Options open to the ECB include awarding banks with long-term loans on condition they lend it on to the broader economy. The bank could stop sterilizing the 175.5 billion euros ($241 billion) worth of government bonds it still holds from a previous purchase program, a step that would boost liquidity in money markets.
Or officials could buy private-sector debt. At the same time, Draghi acknowledged that this is more complicated because the market for asset-backed securities dried up during the financial crisis.
The trigger for any ECB action will be consumer price data over the coming months. While Draghi yesterday reiterated the ECB’s forecast that inflation would move toward its 2 percent ceiling by the end of 2016, the rate of price increases is only a quarter of that at present.
This month’s initial report on euro-area inflation is due on April 30.
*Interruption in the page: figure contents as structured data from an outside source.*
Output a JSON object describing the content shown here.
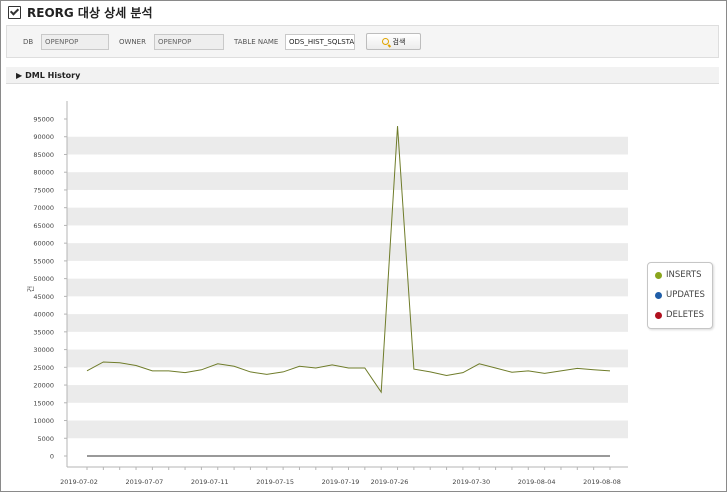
{
  "page": {
    "title": "REORG 대상 상세 분석",
    "search": {
      "db_label": "DB",
      "db_value": "OPENPOP",
      "owner_label": "OWNER",
      "owner_value": "OPENPOP",
      "table_label": "TABLE NAME",
      "table_value": "ODS_HIST_SQLSTA",
      "search_button": "검색"
    },
    "section_title": "DML History"
  },
  "colors": {
    "inserts": "#8aa51c",
    "updates": "#1f5ea8",
    "deletes": "#b0101e",
    "line": "#6f7c2a",
    "band": "#ebebeb"
  },
  "chart_data": {
    "type": "line",
    "ylabel": "건",
    "ylim": [
      0,
      95000
    ],
    "yticks": [
      0,
      5000,
      10000,
      15000,
      20000,
      25000,
      30000,
      35000,
      40000,
      45000,
      50000,
      55000,
      60000,
      65000,
      70000,
      75000,
      80000,
      85000,
      90000,
      95000
    ],
    "xtick_labels": [
      "2019-07-02",
      "2019-07-07",
      "2019-07-11",
      "2019-07-15",
      "2019-07-19",
      "2019-07-26",
      "2019-07-30",
      "2019-08-04",
      "2019-08-08"
    ],
    "xtick_indices": [
      0,
      4,
      8,
      12,
      16,
      19,
      24,
      28,
      32
    ],
    "x_count": 33,
    "legend_position": "right",
    "grid": "alternating-bands",
    "series": [
      {
        "name": "INSERTS",
        "values": [
          24000,
          26500,
          26300,
          25500,
          24000,
          24000,
          23500,
          24300,
          26000,
          25300,
          23700,
          23000,
          23700,
          25300,
          24800,
          25700,
          24800,
          24800,
          18000,
          93000,
          24500,
          23700,
          22700,
          23500,
          26000,
          24800,
          23600,
          24000,
          23300,
          24000,
          24700,
          24300,
          24000
        ]
      },
      {
        "name": "UPDATES",
        "values": [
          0,
          0,
          0,
          0,
          0,
          0,
          0,
          0,
          0,
          0,
          0,
          0,
          0,
          0,
          0,
          0,
          0,
          0,
          0,
          0,
          0,
          0,
          0,
          0,
          0,
          0,
          0,
          0,
          0,
          0,
          0,
          0,
          0
        ]
      },
      {
        "name": "DELETES",
        "values": [
          0,
          0,
          0,
          0,
          0,
          0,
          0,
          0,
          0,
          0,
          0,
          0,
          0,
          0,
          0,
          0,
          0,
          0,
          0,
          0,
          0,
          0,
          0,
          0,
          0,
          0,
          0,
          0,
          0,
          0,
          0,
          0,
          0
        ]
      }
    ]
  }
}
“If annual inflation prints rise gradually towards 1 percent in the coming months and medium-term inflation expectations remain stable -- as we and, according to Mr. Draghi, the Governing Council expect -- we expect the ECB to refrain from engaging in further, more aggressive unconventional measures,” said Dirk Schumacher, a Frankfurt-based economist at Goldman Sachs Group Inc., which had forecast the benchmark rate would be cut to 0.1 percent yesterday. “We also no longer expect further easing in policy rates in the coming months.”
Any ECB decision to embark on asset purchases, of whatever shape, will be given added credibility by Bundesbank President Jens Weidmann’s endorsement last week. In an interview with Market News International he agreed to such a step in principle, signaling a departure for the German central bank, that has historically been suspicious of such measures.
Two German policy makers resigned over an earlier ECB bond purchase program and in the summer of 2012, Draghi had to cobble together a plan to save the euro against the opposition of Weidmann himself.
Now, Draghi needs to show what he will actually do after the “verbal pyrotechnics” have died down, said Richard Barwell, senior economist at Royal Bank of Scotland Group Plc in London.
“The Governing Council wanted to deliver a dovish press conference and to do that, the one thing the market really wanted to hear was that asset purchases are on table,” he said. “If they’re forced to do it, they will act, but my feeling is they’ll never get there.”